Technical information
- Facility ID: 22004
- Class: A
- ERP: 5,000 watts
- HAAT: 107 meters (351 ft)

Links
- Webcast: Listen live
- Website: www.1045theteam.com

= WTMM-FM =

WTMM-FM (104.5 FM, "ESPN Radio 104.5 The Team") is a sports radio station licensed to Mechanicville, New York, and serving New York's Capital Region and Saratoga County. The station is owned by Townsquare Media, and broadcasts at 6 kilowatts ERP from a tower in Clifton Park, New York, which is shared with WKKF and WMHH. The station airs play-by-play from the New York Yankees as well as all of ESPN Radio's programming.

WTMM-FM assumed the Team format from its former home on 1300 kHz (now WGDJ under new ownership) on December 18, 2006, with the two stations simulcasting until January 2, 2007.

==History==
The station signed on the air as WXLE in January 1993. It initially aired a rock/AC format, known as "Rock without the Racket" but evolved to an adult album alternative format by late 1993, with live DJs. The station was known as XL-104.5 in those days, and eventually as 104.5 The Zone. As a "Triple A" station, XL-104.5 was the first station helmed by noted Triple A programmer Zeb Norris. Some other notable air personalities that were on WXLE during this period included original program director Bob Welch and market veteran John Clark. In mid-1996 much of its programming became satellite-fed.

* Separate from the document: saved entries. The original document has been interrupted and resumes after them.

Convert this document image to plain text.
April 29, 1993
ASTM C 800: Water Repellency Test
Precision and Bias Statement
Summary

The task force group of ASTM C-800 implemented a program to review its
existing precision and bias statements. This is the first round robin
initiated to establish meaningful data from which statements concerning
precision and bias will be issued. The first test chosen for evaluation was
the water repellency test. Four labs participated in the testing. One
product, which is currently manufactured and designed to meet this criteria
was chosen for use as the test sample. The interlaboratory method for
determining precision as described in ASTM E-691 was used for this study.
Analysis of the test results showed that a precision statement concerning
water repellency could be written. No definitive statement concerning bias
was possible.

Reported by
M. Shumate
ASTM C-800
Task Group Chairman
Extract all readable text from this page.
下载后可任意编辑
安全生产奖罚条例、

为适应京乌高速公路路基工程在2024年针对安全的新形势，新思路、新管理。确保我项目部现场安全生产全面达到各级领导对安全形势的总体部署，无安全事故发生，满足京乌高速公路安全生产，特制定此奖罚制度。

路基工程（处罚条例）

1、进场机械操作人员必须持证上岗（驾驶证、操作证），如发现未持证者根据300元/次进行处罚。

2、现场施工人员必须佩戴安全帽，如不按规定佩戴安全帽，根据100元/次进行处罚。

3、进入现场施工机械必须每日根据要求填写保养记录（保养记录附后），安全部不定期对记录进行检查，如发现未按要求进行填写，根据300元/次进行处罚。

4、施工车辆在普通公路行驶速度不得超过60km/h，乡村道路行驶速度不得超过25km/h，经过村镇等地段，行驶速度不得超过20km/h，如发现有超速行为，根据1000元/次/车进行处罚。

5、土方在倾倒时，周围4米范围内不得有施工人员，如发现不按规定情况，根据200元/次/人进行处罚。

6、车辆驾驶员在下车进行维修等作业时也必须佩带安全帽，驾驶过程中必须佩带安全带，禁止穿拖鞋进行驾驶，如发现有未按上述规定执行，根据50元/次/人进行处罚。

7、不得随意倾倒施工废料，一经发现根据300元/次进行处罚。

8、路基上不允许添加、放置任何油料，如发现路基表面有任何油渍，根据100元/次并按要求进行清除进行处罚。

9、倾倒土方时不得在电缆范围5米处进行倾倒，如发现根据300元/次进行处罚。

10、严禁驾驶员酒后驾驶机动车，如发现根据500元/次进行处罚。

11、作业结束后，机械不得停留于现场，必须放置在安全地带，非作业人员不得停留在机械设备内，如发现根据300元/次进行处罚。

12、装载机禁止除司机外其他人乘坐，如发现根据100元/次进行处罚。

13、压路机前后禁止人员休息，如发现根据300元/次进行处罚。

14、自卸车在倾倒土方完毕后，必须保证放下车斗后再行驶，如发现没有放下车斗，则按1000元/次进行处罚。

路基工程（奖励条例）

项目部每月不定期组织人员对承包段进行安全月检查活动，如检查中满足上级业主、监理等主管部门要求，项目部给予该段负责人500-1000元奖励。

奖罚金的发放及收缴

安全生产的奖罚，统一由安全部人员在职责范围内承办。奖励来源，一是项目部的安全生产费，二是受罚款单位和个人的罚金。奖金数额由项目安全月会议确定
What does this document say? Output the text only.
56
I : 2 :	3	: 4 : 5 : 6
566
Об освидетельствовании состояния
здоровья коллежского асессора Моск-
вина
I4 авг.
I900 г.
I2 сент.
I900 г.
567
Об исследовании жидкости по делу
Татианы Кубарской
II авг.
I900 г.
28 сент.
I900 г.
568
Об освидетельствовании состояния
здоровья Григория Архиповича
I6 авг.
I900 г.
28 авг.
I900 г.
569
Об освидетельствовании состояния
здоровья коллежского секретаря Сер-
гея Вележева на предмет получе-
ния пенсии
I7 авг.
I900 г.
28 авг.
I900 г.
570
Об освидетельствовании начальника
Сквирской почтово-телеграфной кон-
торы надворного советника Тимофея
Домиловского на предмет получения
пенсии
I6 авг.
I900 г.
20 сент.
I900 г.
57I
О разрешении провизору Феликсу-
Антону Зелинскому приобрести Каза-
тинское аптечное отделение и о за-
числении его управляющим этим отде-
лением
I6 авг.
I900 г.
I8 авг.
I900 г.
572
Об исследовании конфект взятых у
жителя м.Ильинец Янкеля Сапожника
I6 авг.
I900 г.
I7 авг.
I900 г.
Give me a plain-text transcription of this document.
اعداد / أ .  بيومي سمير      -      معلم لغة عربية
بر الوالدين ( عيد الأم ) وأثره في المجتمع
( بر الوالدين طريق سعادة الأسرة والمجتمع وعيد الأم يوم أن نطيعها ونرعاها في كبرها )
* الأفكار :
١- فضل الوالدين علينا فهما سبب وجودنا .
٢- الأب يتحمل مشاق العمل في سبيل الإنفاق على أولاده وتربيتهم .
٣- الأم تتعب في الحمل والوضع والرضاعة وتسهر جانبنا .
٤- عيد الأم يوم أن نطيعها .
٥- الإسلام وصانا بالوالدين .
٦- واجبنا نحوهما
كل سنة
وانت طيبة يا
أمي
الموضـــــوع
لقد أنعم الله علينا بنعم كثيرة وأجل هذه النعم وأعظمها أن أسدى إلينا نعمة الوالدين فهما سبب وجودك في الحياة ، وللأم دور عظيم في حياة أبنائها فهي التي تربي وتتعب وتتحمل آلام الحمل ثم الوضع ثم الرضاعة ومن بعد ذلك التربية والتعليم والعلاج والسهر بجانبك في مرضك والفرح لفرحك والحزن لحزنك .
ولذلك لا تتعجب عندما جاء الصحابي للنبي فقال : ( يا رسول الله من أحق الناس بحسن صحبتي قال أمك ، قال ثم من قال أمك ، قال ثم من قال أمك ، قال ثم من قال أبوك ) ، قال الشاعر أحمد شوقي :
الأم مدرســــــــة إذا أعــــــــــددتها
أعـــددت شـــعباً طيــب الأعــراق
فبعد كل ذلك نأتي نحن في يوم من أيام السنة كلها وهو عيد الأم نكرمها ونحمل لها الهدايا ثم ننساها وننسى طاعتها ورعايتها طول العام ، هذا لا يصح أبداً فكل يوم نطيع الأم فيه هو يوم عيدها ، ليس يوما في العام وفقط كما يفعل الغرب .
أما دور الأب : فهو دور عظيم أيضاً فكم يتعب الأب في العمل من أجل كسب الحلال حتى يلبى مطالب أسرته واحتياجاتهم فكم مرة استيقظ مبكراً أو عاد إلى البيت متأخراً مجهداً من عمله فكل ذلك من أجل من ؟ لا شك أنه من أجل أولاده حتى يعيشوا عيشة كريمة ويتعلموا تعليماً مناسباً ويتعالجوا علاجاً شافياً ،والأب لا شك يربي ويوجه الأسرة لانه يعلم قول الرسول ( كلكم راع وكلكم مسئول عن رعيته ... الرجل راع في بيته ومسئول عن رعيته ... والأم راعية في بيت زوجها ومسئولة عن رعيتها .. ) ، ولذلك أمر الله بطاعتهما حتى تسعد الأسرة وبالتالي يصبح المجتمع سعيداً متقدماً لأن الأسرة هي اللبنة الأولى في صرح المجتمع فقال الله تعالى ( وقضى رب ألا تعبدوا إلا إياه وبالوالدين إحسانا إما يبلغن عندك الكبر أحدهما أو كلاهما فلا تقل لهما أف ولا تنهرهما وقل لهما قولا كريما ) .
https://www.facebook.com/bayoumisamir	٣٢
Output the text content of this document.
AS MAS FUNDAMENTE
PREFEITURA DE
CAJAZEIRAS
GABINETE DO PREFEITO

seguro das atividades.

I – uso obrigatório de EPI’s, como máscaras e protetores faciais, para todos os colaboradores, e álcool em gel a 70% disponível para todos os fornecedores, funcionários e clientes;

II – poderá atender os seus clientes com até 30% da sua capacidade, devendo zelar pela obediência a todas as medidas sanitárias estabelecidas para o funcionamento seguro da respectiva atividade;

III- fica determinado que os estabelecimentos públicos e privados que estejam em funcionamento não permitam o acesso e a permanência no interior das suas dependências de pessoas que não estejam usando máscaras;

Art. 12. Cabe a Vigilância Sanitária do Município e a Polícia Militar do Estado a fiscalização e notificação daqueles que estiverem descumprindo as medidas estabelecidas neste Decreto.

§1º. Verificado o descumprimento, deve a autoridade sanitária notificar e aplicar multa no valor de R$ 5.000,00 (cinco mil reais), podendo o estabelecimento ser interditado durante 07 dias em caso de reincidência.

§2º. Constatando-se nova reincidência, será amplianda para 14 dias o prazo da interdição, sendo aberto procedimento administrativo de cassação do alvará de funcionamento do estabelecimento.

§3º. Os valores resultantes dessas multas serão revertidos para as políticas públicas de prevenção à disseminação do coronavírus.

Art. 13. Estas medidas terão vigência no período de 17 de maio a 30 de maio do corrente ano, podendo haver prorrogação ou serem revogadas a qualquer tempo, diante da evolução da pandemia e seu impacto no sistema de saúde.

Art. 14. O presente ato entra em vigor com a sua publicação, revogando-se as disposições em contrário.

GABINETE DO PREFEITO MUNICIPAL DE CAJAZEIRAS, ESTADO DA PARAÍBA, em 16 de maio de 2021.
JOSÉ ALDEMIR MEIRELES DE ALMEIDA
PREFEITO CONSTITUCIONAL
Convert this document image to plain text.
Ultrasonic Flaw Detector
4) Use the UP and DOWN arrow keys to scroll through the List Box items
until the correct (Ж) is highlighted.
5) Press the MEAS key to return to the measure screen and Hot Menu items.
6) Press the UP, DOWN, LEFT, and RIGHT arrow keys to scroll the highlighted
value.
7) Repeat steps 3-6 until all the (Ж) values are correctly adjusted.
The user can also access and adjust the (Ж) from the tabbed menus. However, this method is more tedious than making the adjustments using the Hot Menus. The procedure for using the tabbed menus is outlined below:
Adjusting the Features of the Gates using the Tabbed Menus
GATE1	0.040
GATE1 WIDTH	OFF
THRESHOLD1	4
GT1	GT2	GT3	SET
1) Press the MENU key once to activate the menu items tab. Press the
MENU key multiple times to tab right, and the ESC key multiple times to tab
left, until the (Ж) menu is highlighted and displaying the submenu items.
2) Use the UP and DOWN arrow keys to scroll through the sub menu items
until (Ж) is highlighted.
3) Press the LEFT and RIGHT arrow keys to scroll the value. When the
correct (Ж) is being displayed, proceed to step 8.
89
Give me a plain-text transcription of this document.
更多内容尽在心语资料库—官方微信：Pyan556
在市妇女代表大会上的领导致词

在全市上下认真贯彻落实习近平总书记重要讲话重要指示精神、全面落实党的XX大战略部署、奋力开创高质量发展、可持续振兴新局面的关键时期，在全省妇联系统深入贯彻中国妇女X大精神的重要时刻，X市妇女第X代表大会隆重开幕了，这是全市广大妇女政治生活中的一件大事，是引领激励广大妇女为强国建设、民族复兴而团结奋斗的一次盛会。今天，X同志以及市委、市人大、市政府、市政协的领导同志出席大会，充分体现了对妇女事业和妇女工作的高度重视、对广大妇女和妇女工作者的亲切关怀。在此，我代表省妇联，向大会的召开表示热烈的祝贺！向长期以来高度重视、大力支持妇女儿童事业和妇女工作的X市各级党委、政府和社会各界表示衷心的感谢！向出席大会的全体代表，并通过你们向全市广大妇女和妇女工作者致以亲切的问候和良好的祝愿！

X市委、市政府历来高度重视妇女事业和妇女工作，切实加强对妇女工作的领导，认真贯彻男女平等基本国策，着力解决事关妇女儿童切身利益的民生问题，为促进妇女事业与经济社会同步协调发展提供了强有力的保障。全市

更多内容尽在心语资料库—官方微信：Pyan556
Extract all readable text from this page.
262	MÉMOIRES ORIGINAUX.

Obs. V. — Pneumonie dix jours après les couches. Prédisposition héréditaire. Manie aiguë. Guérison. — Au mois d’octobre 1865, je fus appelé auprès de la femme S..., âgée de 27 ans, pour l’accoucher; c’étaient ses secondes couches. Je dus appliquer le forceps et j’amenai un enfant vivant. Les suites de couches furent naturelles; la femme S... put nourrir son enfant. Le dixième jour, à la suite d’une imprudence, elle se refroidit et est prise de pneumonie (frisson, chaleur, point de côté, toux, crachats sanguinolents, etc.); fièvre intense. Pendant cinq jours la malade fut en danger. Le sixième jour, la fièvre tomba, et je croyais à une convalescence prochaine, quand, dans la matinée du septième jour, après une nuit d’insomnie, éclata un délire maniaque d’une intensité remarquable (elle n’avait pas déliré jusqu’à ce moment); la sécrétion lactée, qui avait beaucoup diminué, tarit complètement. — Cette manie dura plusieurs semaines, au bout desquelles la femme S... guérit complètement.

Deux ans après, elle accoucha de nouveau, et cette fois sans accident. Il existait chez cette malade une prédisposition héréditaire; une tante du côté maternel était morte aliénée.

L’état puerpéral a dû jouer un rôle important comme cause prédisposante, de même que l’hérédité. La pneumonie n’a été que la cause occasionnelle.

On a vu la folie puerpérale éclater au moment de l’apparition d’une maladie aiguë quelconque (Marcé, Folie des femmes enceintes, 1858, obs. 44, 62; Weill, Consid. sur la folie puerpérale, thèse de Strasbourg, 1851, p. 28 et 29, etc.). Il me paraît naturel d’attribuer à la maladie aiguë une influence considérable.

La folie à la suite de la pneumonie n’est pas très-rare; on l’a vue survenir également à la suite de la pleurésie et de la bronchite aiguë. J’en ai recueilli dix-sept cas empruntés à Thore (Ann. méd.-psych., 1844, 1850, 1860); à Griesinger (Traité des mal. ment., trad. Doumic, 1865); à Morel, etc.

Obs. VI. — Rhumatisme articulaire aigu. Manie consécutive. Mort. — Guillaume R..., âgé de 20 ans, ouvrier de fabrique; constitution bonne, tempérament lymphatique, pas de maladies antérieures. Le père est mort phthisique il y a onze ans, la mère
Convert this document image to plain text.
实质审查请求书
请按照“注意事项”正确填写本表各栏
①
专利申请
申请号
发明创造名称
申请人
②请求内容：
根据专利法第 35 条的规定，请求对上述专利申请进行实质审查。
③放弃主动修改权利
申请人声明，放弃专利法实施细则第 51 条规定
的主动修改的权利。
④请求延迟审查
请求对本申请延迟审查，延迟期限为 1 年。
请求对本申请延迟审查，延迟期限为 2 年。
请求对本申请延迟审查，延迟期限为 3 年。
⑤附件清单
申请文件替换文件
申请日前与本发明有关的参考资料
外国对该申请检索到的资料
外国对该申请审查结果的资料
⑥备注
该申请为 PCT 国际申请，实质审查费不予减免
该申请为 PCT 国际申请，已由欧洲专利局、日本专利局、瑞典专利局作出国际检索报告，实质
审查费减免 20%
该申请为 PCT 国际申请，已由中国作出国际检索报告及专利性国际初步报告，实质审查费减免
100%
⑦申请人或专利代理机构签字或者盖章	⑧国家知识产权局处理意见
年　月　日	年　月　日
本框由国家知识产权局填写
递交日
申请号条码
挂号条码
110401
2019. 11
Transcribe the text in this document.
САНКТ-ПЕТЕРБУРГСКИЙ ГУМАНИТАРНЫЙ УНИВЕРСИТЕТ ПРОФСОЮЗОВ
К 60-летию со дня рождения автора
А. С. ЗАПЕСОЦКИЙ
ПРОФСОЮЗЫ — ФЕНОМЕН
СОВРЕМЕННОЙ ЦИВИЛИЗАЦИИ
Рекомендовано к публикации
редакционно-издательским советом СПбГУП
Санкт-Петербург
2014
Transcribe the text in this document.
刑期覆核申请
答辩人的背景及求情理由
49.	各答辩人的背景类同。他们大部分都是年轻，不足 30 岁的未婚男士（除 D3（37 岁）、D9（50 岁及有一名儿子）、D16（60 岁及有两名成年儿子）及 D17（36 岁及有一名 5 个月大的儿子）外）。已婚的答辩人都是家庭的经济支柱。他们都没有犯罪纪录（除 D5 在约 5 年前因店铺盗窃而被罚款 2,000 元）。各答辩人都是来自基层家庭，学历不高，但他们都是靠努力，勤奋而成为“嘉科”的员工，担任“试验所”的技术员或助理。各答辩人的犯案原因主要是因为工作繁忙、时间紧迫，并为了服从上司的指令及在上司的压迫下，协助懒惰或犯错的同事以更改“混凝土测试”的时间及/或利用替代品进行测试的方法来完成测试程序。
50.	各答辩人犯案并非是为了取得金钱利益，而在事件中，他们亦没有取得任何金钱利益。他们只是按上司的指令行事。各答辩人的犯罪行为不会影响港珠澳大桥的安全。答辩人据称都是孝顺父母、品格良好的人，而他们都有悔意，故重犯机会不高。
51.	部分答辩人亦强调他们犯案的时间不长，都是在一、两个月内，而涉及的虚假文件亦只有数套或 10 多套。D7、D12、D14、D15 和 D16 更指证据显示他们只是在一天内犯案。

In 1998, WXLE, was sold to AMFM Inc. and with it came two format changes, first to adult contemporary as Magic 104.5 in October as a smokescreen, then on December 26, to the then-popular "Jammin' Oldies" format (which AMFM owned the rights to). With the latter switch came the branding of 104.5 The Beat and the calls of WABT.

Like other "Jammin' Oldies" stations, WABT had a short-term uptick in ratings; however, the format did not mesh well with the Albany market and ratings fell to levels of that of the prior formats. When AMFM merged with Clear Channel Communications in 2000, WABT was one of several stations which was divested due to market concentration concerns. After being sold to Regent Communications (now Townsquare Media), WABT's format changed to 1980s hits as "The Buzz" on December 8, 2000. The "Buzz" format was later expanded to include music from the 1990s in September 2002, and evolved to adult top 40 in July 2003.

In mid-2006, reports began circulating that the Buzz format could move to the relocated 105.7 MHz frequency that previously had been licensed to Queensbury. In the wake of landing the Chuck & Kelly morning show from WYJB in September 2006, these rumors would soon become true. The Buzz format officially moved to 105.7 MHz on December 4, 2006, after spending much of the previous week test simulcasting.

On December 18, 2006, WABT flipped to a simulcast of ESPN Radio station WTMM as WTMM-FM; 104.5 would become the sole home of the sports format on January 3, 2007, when WTMM (AM) became female-oriented talk WEEV. The simulcast would partially resume on August 17, 2007, when WEEV returned to the WTMM format and calls, though due to rights issues, it did not clear any of WTMM-FM's play by play; this arrangement ended on November 26, 2007, when the 1300 frequency became home to WGDJ under new ownership.

As of 2024, WTMM broadcasts most of the ESPN Radio weekday schedule, while running the network fulltime at the weekend, outside of Yankee games and an hour on Sunday morning presented by Vinny Fredericks. The weekday morning slot was a simulcast of WHSQ in New York City's DiPietro and Rothenberg, however they were removed at the start of 2026 and have been replaced by ESPN Radio's Unsportsmanlike. The midday slot is hosted by longtime WNYT sports director Rodger Wyland as "Big Board Sports with Rodger Wyland", and the 3-4pm hour is "Open Mike" with MJ Johnson. The former afternoon drive show, "The Drive with Dan Bahl", has been discontinued due to Dan Bahl leaving Townsquare Media.

===Specialty programming===
WTMM also broadcasts New York Yankees baseball. They also broadcast ESPN Radio's national MLB, NFL, and NBA packages. In addition, WTMM was the flagship home to Albany Devils hockey, until they relocated in 2017, airing most games when not conflicting with other sport broadcasts. WTMM-FM formerly aired the New York Jets football games until 2019, when they moved to WQBK-FM.

In 2023, WTMM added Buffalo Bills games.